Francis’ death was a devastating loss for the entire program, but especially difficult for Floyd. Francis was the first player Floyd convinced that USC could be more than just Carson Palmer, Reggie Bush and the football program.
The Trojans get the opportunity Sunday against Texas to further that belief. While Ryan is around in spirit, with his teammates wearing the black No. 12 patch on their jersey’s in his honor, Paulette will be in the arena hoping to see USC advance to the regional semifinals for the first time in six years.
“We’re there for her to help get through this time,” USC senior Lodrick Stewart said. “It’s a hard time for her to be here watching the team she knows her son should be playing for right now. You can see it in her eyes, but we’re helping her get through it.”
Since joining the team in Spokane, Francis has taken on the role of team mom, leisurely chatting with players in the hotel, or in the case of Stewart, stopping him from satisfying a craving for cookies a few nights ago.
“She wouldn’t let me get them,” Stewart said. “I don’t need stuff like that.”
While their emotions are with Francis, the Trojans’ minds are firmly planted on trying to slow down the Longhorns, who held off New Mexico State 79-67 in the first-round on Friday with another rousing performance by Durant, in his first tournament game.
The Longhorns’ star finished with 27 points, scored 15 of those at the free-throw line, and added eight rebounds and three steals. He took just 13 shots, often yielding the floor to the backcourt duo of freshman D.J. Augustin and sophomore A.J. Abrams, who combined for 35 points and eight assists.

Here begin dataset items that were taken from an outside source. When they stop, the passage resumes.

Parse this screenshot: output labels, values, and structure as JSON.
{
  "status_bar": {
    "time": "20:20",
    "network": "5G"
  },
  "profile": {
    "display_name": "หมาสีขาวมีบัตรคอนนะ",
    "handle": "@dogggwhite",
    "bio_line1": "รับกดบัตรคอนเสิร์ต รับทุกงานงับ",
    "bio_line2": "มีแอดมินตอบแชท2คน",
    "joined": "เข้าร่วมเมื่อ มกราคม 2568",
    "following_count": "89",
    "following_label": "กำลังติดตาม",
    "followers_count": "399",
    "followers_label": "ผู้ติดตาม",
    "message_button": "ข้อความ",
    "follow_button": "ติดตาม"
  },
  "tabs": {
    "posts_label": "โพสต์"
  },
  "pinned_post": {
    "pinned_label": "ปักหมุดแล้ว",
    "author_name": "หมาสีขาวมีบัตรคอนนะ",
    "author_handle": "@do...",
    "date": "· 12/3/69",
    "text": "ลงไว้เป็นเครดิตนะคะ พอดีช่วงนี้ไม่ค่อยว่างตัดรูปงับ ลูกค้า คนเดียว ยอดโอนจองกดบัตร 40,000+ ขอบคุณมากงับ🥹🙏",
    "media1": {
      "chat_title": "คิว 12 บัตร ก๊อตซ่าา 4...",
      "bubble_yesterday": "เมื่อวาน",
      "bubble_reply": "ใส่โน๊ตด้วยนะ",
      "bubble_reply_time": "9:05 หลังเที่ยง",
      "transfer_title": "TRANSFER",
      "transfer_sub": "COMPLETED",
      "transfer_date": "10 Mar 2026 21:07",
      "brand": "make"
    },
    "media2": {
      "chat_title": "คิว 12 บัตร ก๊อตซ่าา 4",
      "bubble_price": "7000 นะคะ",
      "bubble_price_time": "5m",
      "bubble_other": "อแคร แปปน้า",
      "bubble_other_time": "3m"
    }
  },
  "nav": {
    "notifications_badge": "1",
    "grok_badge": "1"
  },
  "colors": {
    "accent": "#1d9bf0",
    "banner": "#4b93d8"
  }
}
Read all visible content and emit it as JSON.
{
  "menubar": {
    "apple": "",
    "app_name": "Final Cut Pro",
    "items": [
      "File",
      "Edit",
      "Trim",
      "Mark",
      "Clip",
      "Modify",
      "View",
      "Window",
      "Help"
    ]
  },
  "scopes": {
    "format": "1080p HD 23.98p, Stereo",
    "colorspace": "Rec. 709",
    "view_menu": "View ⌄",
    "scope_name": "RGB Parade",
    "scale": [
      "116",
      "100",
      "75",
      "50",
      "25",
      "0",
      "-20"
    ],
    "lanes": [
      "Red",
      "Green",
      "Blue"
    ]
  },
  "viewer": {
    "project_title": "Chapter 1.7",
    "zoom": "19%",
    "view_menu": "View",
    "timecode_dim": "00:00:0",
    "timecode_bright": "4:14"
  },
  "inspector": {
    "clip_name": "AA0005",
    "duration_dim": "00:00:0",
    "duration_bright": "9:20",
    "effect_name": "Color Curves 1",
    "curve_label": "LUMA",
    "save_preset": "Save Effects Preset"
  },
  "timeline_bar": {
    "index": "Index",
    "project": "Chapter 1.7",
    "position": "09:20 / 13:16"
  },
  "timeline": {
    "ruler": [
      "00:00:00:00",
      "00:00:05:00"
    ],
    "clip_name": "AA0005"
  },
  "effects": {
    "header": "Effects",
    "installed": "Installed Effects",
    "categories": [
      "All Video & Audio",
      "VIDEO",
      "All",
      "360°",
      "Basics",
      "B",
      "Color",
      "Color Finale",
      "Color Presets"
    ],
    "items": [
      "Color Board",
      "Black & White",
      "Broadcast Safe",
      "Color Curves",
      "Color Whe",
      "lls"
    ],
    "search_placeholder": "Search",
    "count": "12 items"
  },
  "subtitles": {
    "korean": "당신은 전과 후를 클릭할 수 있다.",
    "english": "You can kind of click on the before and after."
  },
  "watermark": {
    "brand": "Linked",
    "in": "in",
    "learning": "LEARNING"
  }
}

Some wondered if 13 shots were too few for Durant, and the 6-foot-9 star should be more selfish.
“That’s not how he is. He’s always thinking about the team,” Augustin said.

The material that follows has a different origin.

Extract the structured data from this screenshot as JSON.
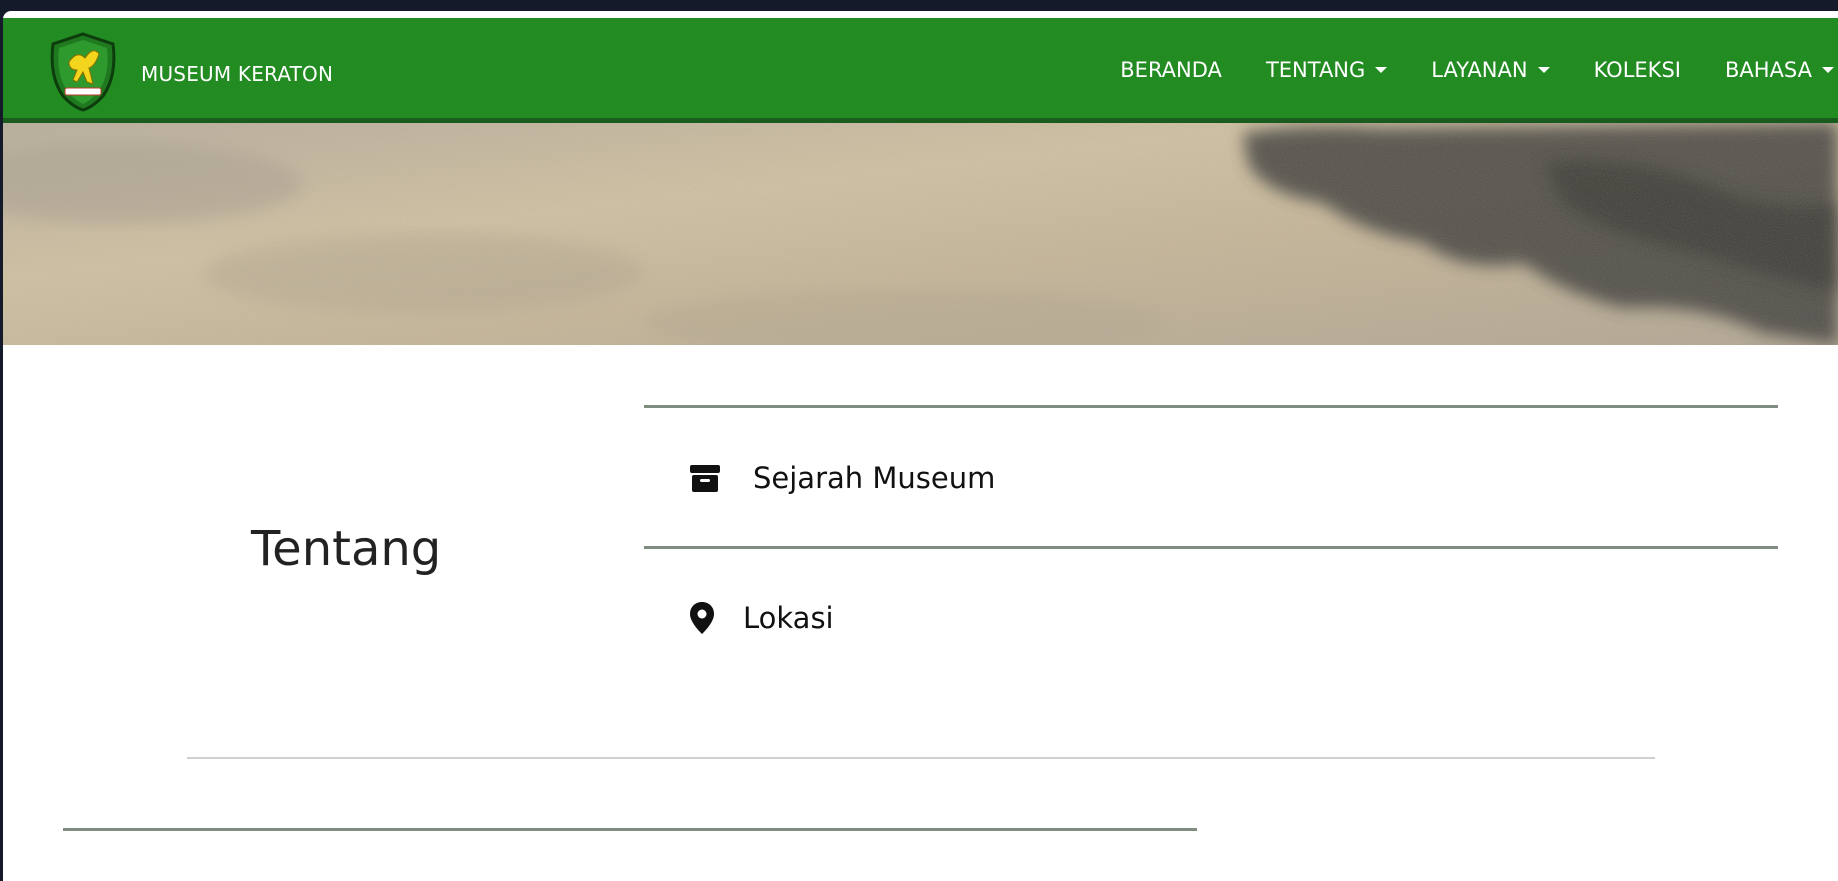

Added Durant: “I don’t have to have the ball every time down the floor for us to score.”
The Trojans were never challenged after the opening minutes of their easy 77-60 first-round win over 12th-seeded Arkansas. Taj Gibson, this year’s impact freshman for USC, scored 18 points and is the only Trojans’ player with the size and foot-speed to try and match the lanky, multitalented Durant.
The Texas star faced off against Gibson at a summer camp a few years ago. When he caught wind that the Brooklyn native was excelling during his first season on the West Coast, Durant began tracking his progress.
He didn’t realize their paths would merge.
“He’s long and athletic like me. He’s going to be a tough matchup,” Durant said. “He’s gotten a lot better. … He can do a lot of different things on the court.”